Хороший человек был Славик-математик, главное, порядочный, только кто по молодости на это смотрит? Порядочный-то порядочный, и аспирант, и с квартирой, но такая зануда, и жил как зануда, и к Ленке относился как зануда, и как зануда уговаривал ее уже почти год выйти за него замуж. Но представить тогда, что Славик станет ее мужем, – боженька, спаси и сохрани! А Славик был терпелив, он встречался с Ленкой раз в неделю, как по заведенному расписанию, водил ее на концерты классической музыки, где она по большей части скучала, чинно провожал домой и сносил все ее причуды. Причуд у нее было хоть отбавляй, она могла опоздать на час, не прийти вовсе, или в тот момент, когда задумчивый Славик поджидал ее с отсутствующим видом у консерватории, пройти мимо под ручку с каким-нибудь приятелем. Ей ничего не стоило в последний момент закапризничать, потребовать, чтобы вместо Гарри Гродберга шли смотреть в третий раз «Аббу» или «Тутси», прислать вместо себя какую-нибудь подружку, поручив той липнуть к Славику. Проделывала это Ленка с одной-единственной целью, чтобы Славик от нее отстал. Заявить об этом прямо она не решалась, стоило ей представить оскорбленное лицо математика, как понимала, что легче слушать его утомительные рассуждения о Шопене.

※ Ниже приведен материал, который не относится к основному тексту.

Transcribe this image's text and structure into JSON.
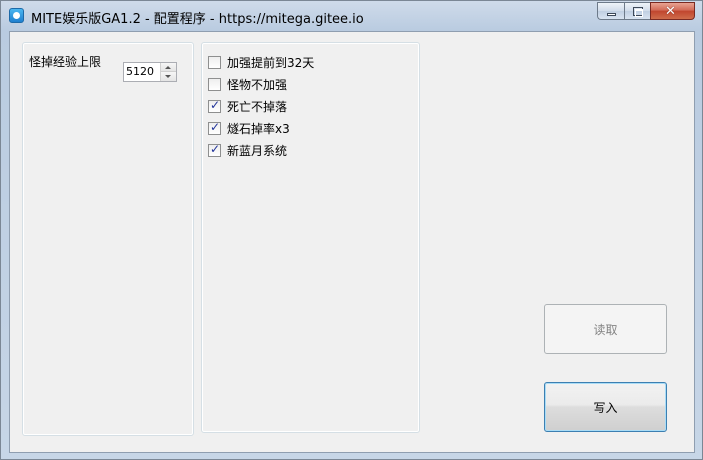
{
  "window": {
    "title": "MITE娱乐版GA1.2 - 配置程序 - https://mitega.gitee.io",
    "icon": "gear-app-icon",
    "caption_buttons": [
      "minimize",
      "maximize",
      "close"
    ]
  },
  "left_group": {
    "exp_limit_label": "怪掉经验上限",
    "exp_limit_value": "5120"
  },
  "options": [
    {
      "label": "加强提前到32天",
      "checked": false
    },
    {
      "label": "怪物不加强",
      "checked": false
    },
    {
      "label": "死亡不掉落",
      "checked": true
    },
    {
      "label": "燧石掉率x3",
      "checked": true
    },
    {
      "label": "新蓝月系统",
      "checked": true
    }
  ],
  "buttons": {
    "read_label": "读取",
    "write_label": "写入"
  }
}
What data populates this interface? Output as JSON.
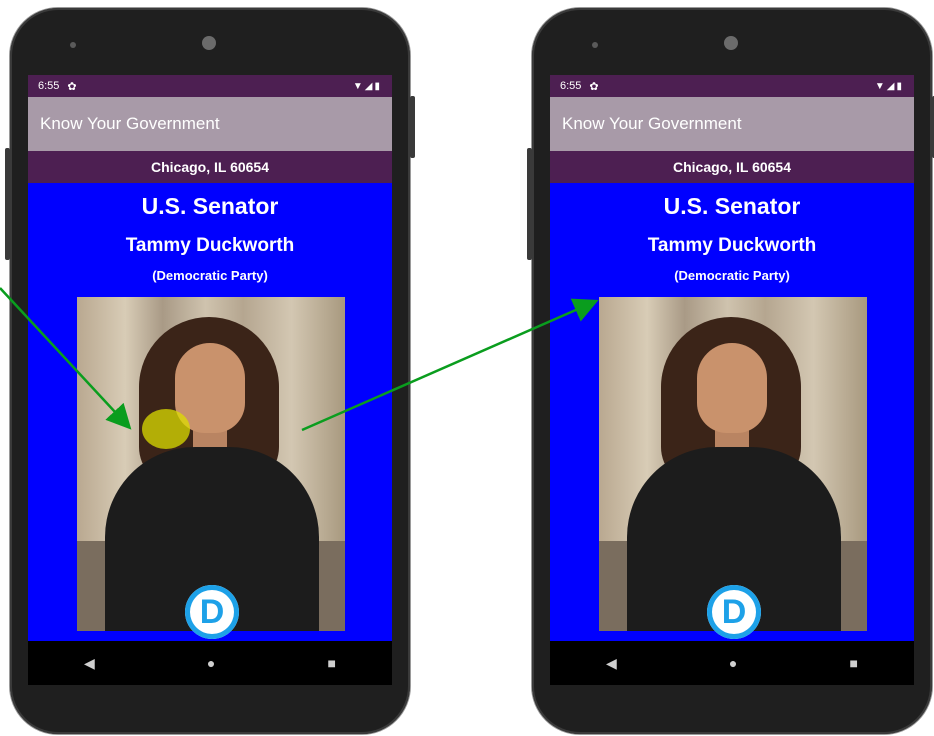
{
  "status_bar": {
    "time": "6:55",
    "settings_icon": "gear-icon",
    "right_icons": "▼◢▮"
  },
  "app_bar": {
    "title": "Know Your Government"
  },
  "location": {
    "text": "Chicago, IL 60654"
  },
  "official": {
    "office": "U.S. Senator",
    "name": "Tammy Duckworth",
    "party": "(Democratic Party)"
  },
  "party_logo": {
    "letter": "D",
    "color": "#1da1e8"
  },
  "nav": {
    "back": "◀",
    "home": "●",
    "recents": "■"
  },
  "colors": {
    "screen_bg": "#0000ff",
    "status_bar": "#4d1f52",
    "app_bar": "#a89aa8",
    "arrow": "#0a9d1e",
    "tap": "#dcdc00"
  }
}
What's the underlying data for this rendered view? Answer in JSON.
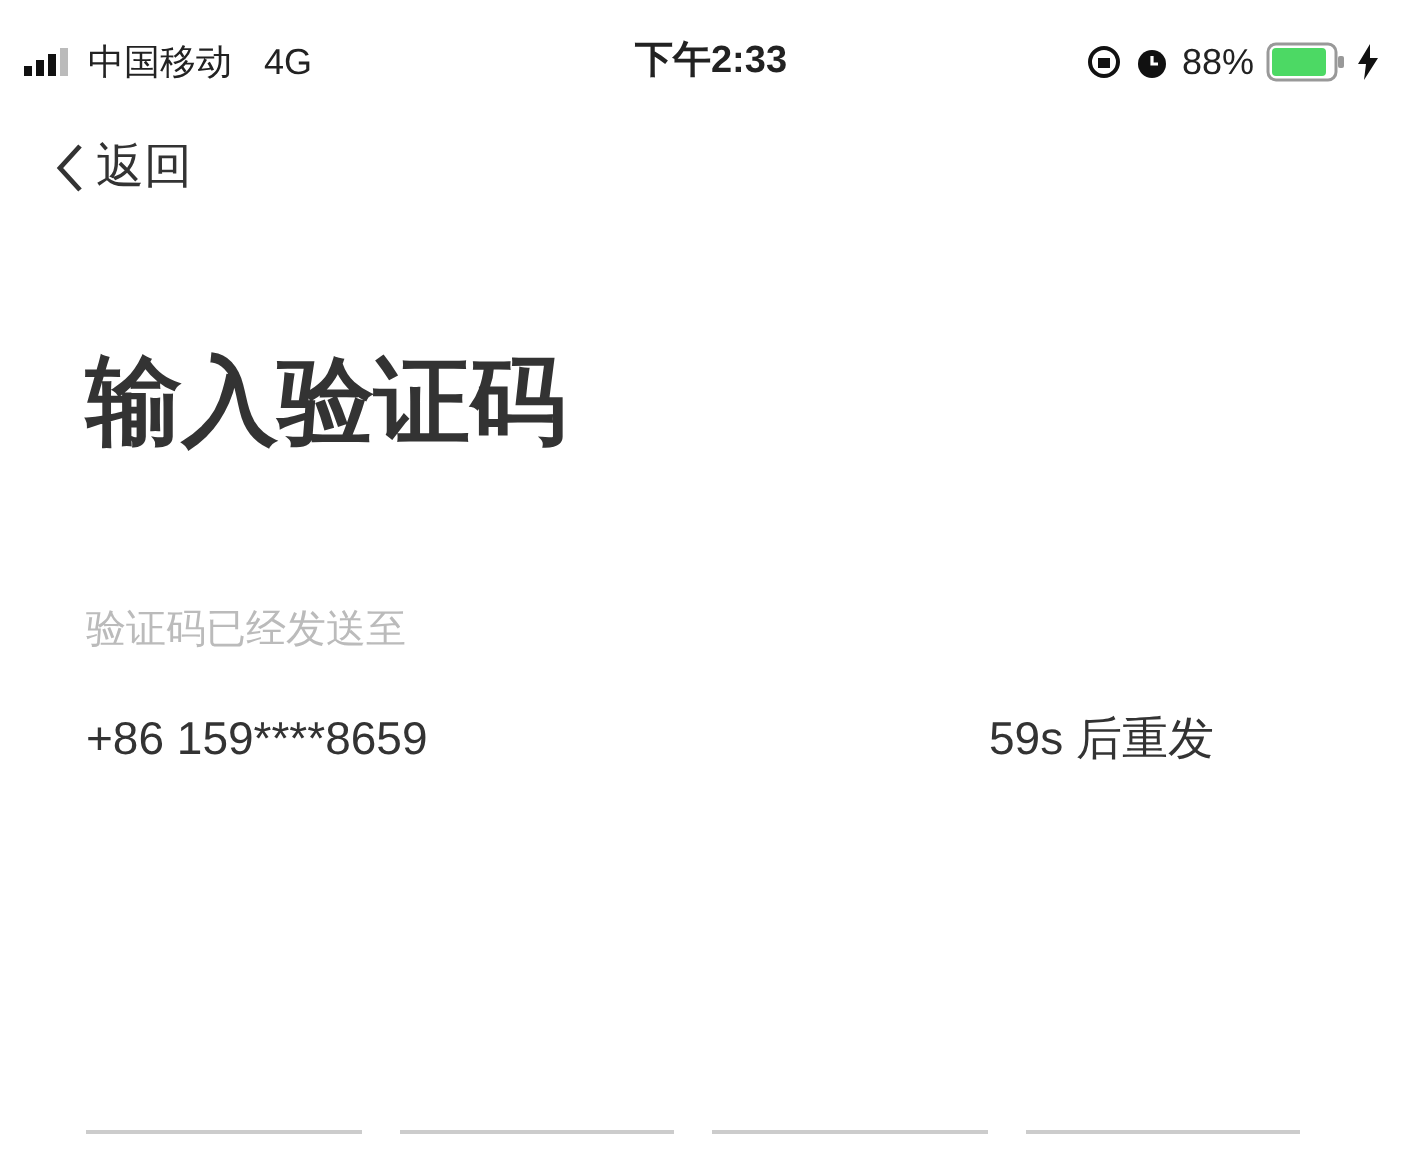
{
  "status_bar": {
    "carrier": "中国移动",
    "network": "4G",
    "time": "下午2:33",
    "battery": "88%"
  },
  "nav": {
    "back": "返回"
  },
  "title": "输入验证码",
  "subtitle": "验证码已经发送至",
  "phone": "+86 159****8659",
  "resend": "59s 后重发",
  "code_fields": [
    {
      "focused": false
    },
    {
      "focused": false
    },
    {
      "focused": false
    },
    {
      "focused": false
    }
  ]
}
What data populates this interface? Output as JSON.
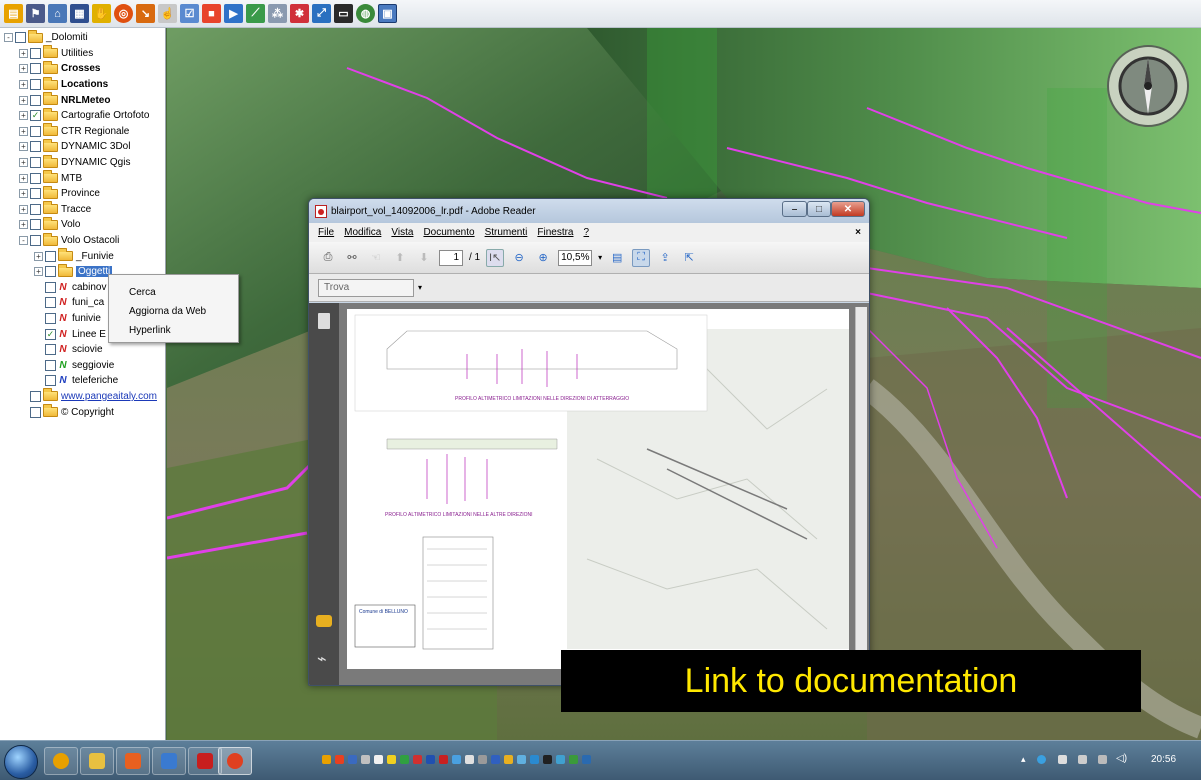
{
  "tree": {
    "nodes": [
      {
        "label": "_Dolomiti",
        "level": 0,
        "expander": "-",
        "checked": false,
        "icon": "folder",
        "style": ""
      },
      {
        "label": "Utilities",
        "level": 1,
        "expander": "+",
        "checked": false,
        "icon": "folder",
        "style": ""
      },
      {
        "label": "Crosses",
        "level": 1,
        "expander": "+",
        "checked": false,
        "icon": "folder",
        "style": "bold"
      },
      {
        "label": "Locations",
        "level": 1,
        "expander": "+",
        "checked": false,
        "icon": "folder",
        "style": "bold"
      },
      {
        "label": "NRLMeteo",
        "level": 1,
        "expander": "+",
        "checked": false,
        "icon": "folder",
        "style": "bold"
      },
      {
        "label": "Cartografie Ortofoto",
        "level": 1,
        "expander": "+",
        "checked": true,
        "icon": "folder",
        "style": ""
      },
      {
        "label": "CTR Regionale",
        "level": 1,
        "expander": "+",
        "checked": false,
        "icon": "folder",
        "style": ""
      },
      {
        "label": "DYNAMIC 3Dol",
        "level": 1,
        "expander": "+",
        "checked": false,
        "icon": "folder",
        "style": ""
      },
      {
        "label": "DYNAMIC Qgis",
        "level": 1,
        "expander": "+",
        "checked": false,
        "icon": "folder",
        "style": ""
      },
      {
        "label": "MTB",
        "level": 1,
        "expander": "+",
        "checked": false,
        "icon": "folder",
        "style": ""
      },
      {
        "label": "Province",
        "level": 1,
        "expander": "+",
        "checked": false,
        "icon": "folder",
        "style": ""
      },
      {
        "label": "Tracce",
        "level": 1,
        "expander": "+",
        "checked": false,
        "icon": "folder",
        "style": ""
      },
      {
        "label": "Volo",
        "level": 1,
        "expander": "+",
        "checked": false,
        "icon": "folder",
        "style": ""
      },
      {
        "label": "Volo Ostacoli",
        "level": 1,
        "expander": "-",
        "checked": false,
        "icon": "folder",
        "style": ""
      },
      {
        "label": "_Funivie",
        "level": 2,
        "expander": "+",
        "checked": false,
        "icon": "folder",
        "style": ""
      },
      {
        "label": "Oggetti",
        "level": 2,
        "expander": "+",
        "checked": false,
        "icon": "folder",
        "style": "selected"
      },
      {
        "label": "cabinov",
        "level": 2,
        "expander": "",
        "checked": false,
        "icon": "line-red",
        "style": ""
      },
      {
        "label": "funi_ca",
        "level": 2,
        "expander": "",
        "checked": false,
        "icon": "line-red",
        "style": ""
      },
      {
        "label": "funivie",
        "level": 2,
        "expander": "",
        "checked": false,
        "icon": "line-red",
        "style": ""
      },
      {
        "label": "Linee E",
        "level": 2,
        "expander": "",
        "checked": true,
        "icon": "line-red",
        "style": ""
      },
      {
        "label": "sciovie",
        "level": 2,
        "expander": "",
        "checked": false,
        "icon": "line-red",
        "style": ""
      },
      {
        "label": "seggiovie",
        "level": 2,
        "expander": "",
        "checked": false,
        "icon": "line-green",
        "style": ""
      },
      {
        "label": "teleferiche",
        "level": 2,
        "expander": "",
        "checked": false,
        "icon": "line-blue",
        "style": ""
      },
      {
        "label": "www.pangeaitaly.com",
        "level": 1,
        "expander": "",
        "checked": false,
        "icon": "folder",
        "style": "link"
      },
      {
        "label": "© Copyright",
        "level": 1,
        "expander": "",
        "checked": false,
        "icon": "folder",
        "style": ""
      }
    ]
  },
  "context_menu": {
    "items": [
      "Cerca",
      "Aggiorna da Web",
      "Hyperlink"
    ]
  },
  "reader": {
    "title": "blairport_vol_14092006_lr.pdf - Adobe Reader",
    "menu": [
      "File",
      "Modifica",
      "Vista",
      "Documento",
      "Strumenti",
      "Finestra",
      "?"
    ],
    "close_doc": "×",
    "page_current": "1",
    "page_total": "/ 1",
    "zoom": "10,5%",
    "find_placeholder": "Trova",
    "doc_heading_1": "PROFILO ALTIMETRICO LIMITAZIONI NELLE DIREZIONI DI ATTERRAGGIO",
    "doc_heading_2": "PROFILO ALTIMETRICO LIMITAZIONI NELLE ALTRE DIREZIONI",
    "doc_stamp": "Comune di BELLUNO"
  },
  "caption": "Link to documentation",
  "taskbar": {
    "clock": "20:56"
  },
  "colors": {
    "accent": "#3b73c7",
    "track": "#e040e8",
    "caption_text": "#ffe800"
  }
}
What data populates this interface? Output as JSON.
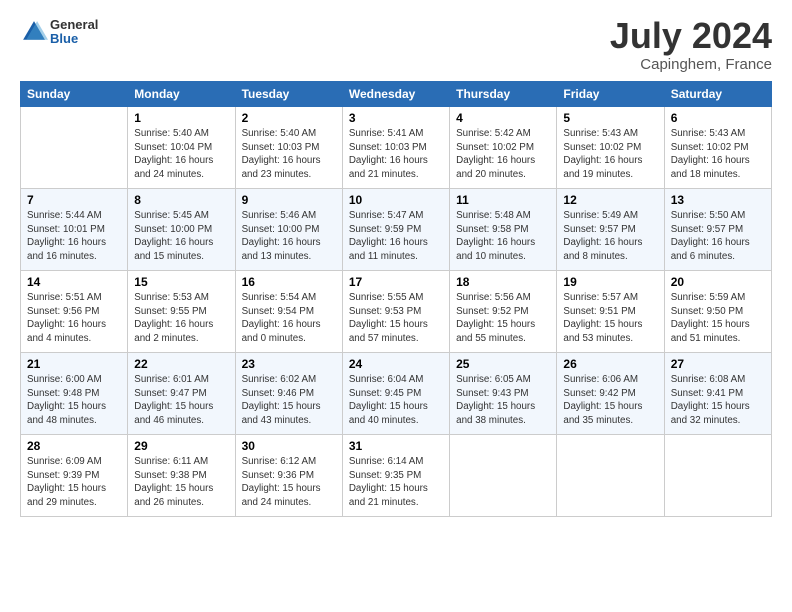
{
  "header": {
    "logo_general": "General",
    "logo_blue": "Blue",
    "month_title": "July 2024",
    "location": "Capinghem, France"
  },
  "days_of_week": [
    "Sunday",
    "Monday",
    "Tuesday",
    "Wednesday",
    "Thursday",
    "Friday",
    "Saturday"
  ],
  "weeks": [
    [
      {
        "day": "",
        "info": ""
      },
      {
        "day": "1",
        "info": "Sunrise: 5:40 AM\nSunset: 10:04 PM\nDaylight: 16 hours\nand 24 minutes."
      },
      {
        "day": "2",
        "info": "Sunrise: 5:40 AM\nSunset: 10:03 PM\nDaylight: 16 hours\nand 23 minutes."
      },
      {
        "day": "3",
        "info": "Sunrise: 5:41 AM\nSunset: 10:03 PM\nDaylight: 16 hours\nand 21 minutes."
      },
      {
        "day": "4",
        "info": "Sunrise: 5:42 AM\nSunset: 10:02 PM\nDaylight: 16 hours\nand 20 minutes."
      },
      {
        "day": "5",
        "info": "Sunrise: 5:43 AM\nSunset: 10:02 PM\nDaylight: 16 hours\nand 19 minutes."
      },
      {
        "day": "6",
        "info": "Sunrise: 5:43 AM\nSunset: 10:02 PM\nDaylight: 16 hours\nand 18 minutes."
      }
    ],
    [
      {
        "day": "7",
        "info": "Sunrise: 5:44 AM\nSunset: 10:01 PM\nDaylight: 16 hours\nand 16 minutes."
      },
      {
        "day": "8",
        "info": "Sunrise: 5:45 AM\nSunset: 10:00 PM\nDaylight: 16 hours\nand 15 minutes."
      },
      {
        "day": "9",
        "info": "Sunrise: 5:46 AM\nSunset: 10:00 PM\nDaylight: 16 hours\nand 13 minutes."
      },
      {
        "day": "10",
        "info": "Sunrise: 5:47 AM\nSunset: 9:59 PM\nDaylight: 16 hours\nand 11 minutes."
      },
      {
        "day": "11",
        "info": "Sunrise: 5:48 AM\nSunset: 9:58 PM\nDaylight: 16 hours\nand 10 minutes."
      },
      {
        "day": "12",
        "info": "Sunrise: 5:49 AM\nSunset: 9:57 PM\nDaylight: 16 hours\nand 8 minutes."
      },
      {
        "day": "13",
        "info": "Sunrise: 5:50 AM\nSunset: 9:57 PM\nDaylight: 16 hours\nand 6 minutes."
      }
    ],
    [
      {
        "day": "14",
        "info": "Sunrise: 5:51 AM\nSunset: 9:56 PM\nDaylight: 16 hours\nand 4 minutes."
      },
      {
        "day": "15",
        "info": "Sunrise: 5:53 AM\nSunset: 9:55 PM\nDaylight: 16 hours\nand 2 minutes."
      },
      {
        "day": "16",
        "info": "Sunrise: 5:54 AM\nSunset: 9:54 PM\nDaylight: 16 hours\nand 0 minutes."
      },
      {
        "day": "17",
        "info": "Sunrise: 5:55 AM\nSunset: 9:53 PM\nDaylight: 15 hours\nand 57 minutes."
      },
      {
        "day": "18",
        "info": "Sunrise: 5:56 AM\nSunset: 9:52 PM\nDaylight: 15 hours\nand 55 minutes."
      },
      {
        "day": "19",
        "info": "Sunrise: 5:57 AM\nSunset: 9:51 PM\nDaylight: 15 hours\nand 53 minutes."
      },
      {
        "day": "20",
        "info": "Sunrise: 5:59 AM\nSunset: 9:50 PM\nDaylight: 15 hours\nand 51 minutes."
      }
    ],
    [
      {
        "day": "21",
        "info": "Sunrise: 6:00 AM\nSunset: 9:48 PM\nDaylight: 15 hours\nand 48 minutes."
      },
      {
        "day": "22",
        "info": "Sunrise: 6:01 AM\nSunset: 9:47 PM\nDaylight: 15 hours\nand 46 minutes."
      },
      {
        "day": "23",
        "info": "Sunrise: 6:02 AM\nSunset: 9:46 PM\nDaylight: 15 hours\nand 43 minutes."
      },
      {
        "day": "24",
        "info": "Sunrise: 6:04 AM\nSunset: 9:45 PM\nDaylight: 15 hours\nand 40 minutes."
      },
      {
        "day": "25",
        "info": "Sunrise: 6:05 AM\nSunset: 9:43 PM\nDaylight: 15 hours\nand 38 minutes."
      },
      {
        "day": "26",
        "info": "Sunrise: 6:06 AM\nSunset: 9:42 PM\nDaylight: 15 hours\nand 35 minutes."
      },
      {
        "day": "27",
        "info": "Sunrise: 6:08 AM\nSunset: 9:41 PM\nDaylight: 15 hours\nand 32 minutes."
      }
    ],
    [
      {
        "day": "28",
        "info": "Sunrise: 6:09 AM\nSunset: 9:39 PM\nDaylight: 15 hours\nand 29 minutes."
      },
      {
        "day": "29",
        "info": "Sunrise: 6:11 AM\nSunset: 9:38 PM\nDaylight: 15 hours\nand 26 minutes."
      },
      {
        "day": "30",
        "info": "Sunrise: 6:12 AM\nSunset: 9:36 PM\nDaylight: 15 hours\nand 24 minutes."
      },
      {
        "day": "31",
        "info": "Sunrise: 6:14 AM\nSunset: 9:35 PM\nDaylight: 15 hours\nand 21 minutes."
      },
      {
        "day": "",
        "info": ""
      },
      {
        "day": "",
        "info": ""
      },
      {
        "day": "",
        "info": ""
      }
    ]
  ]
}
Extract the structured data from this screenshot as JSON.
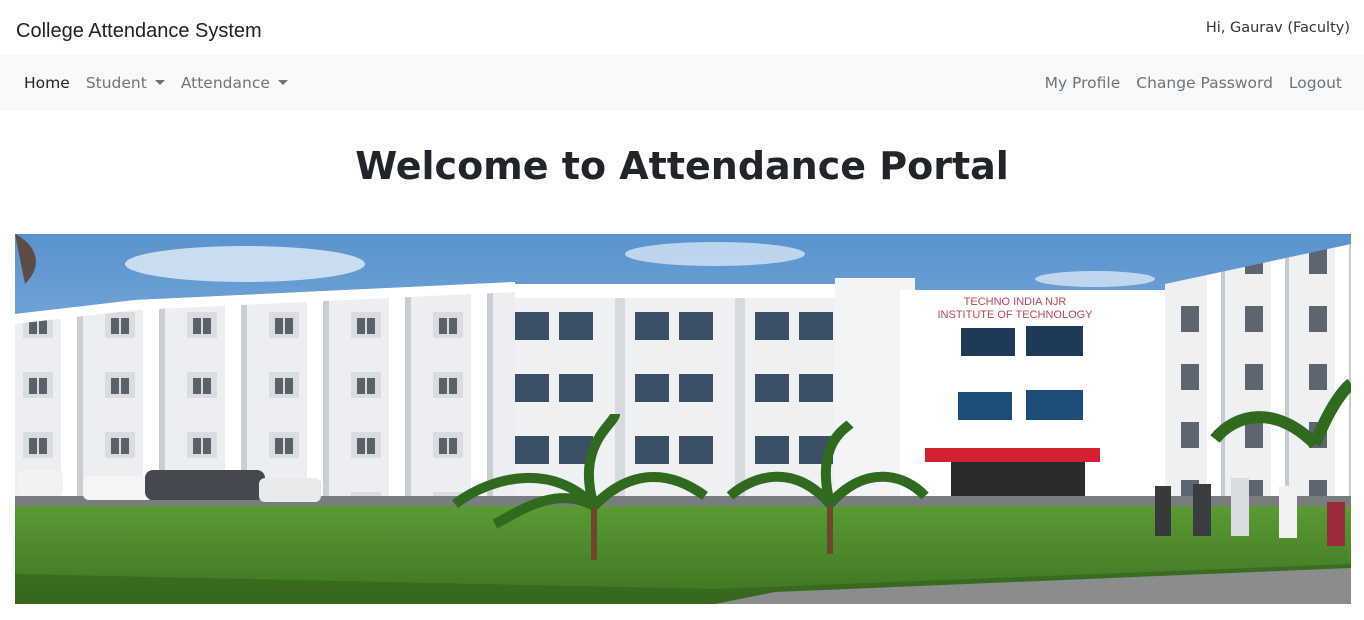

К тому же встречались раз в неделю, это не так часто, особенно если учесть, что можно иногда и пропустить. Господи, да что он в ней нашел, на кой черт она ему сдалась со всеми своими выкрутасами и капризами, взбалмошная, дерзкая? Считал, что подходит ему как жена, любил? Ну и любовь же тогда у этих математиков! Я бы на его месте… А вернее всего просто развлекался, отдыхал от формул и жирных кривых линий, как отдыхал за преферансом. Наука, преферанс, она. Только на поверку все сложнее вышло. Вот и сидела она теперь в такси, пока оно крутило по мосту на Ленинский и дальше, мимо казенных домов, неестественно задравшего руки Гагарина, мимо леса к россыпи огней, а освистанные ветром пространства Тропарева – не чета родной Плющихе.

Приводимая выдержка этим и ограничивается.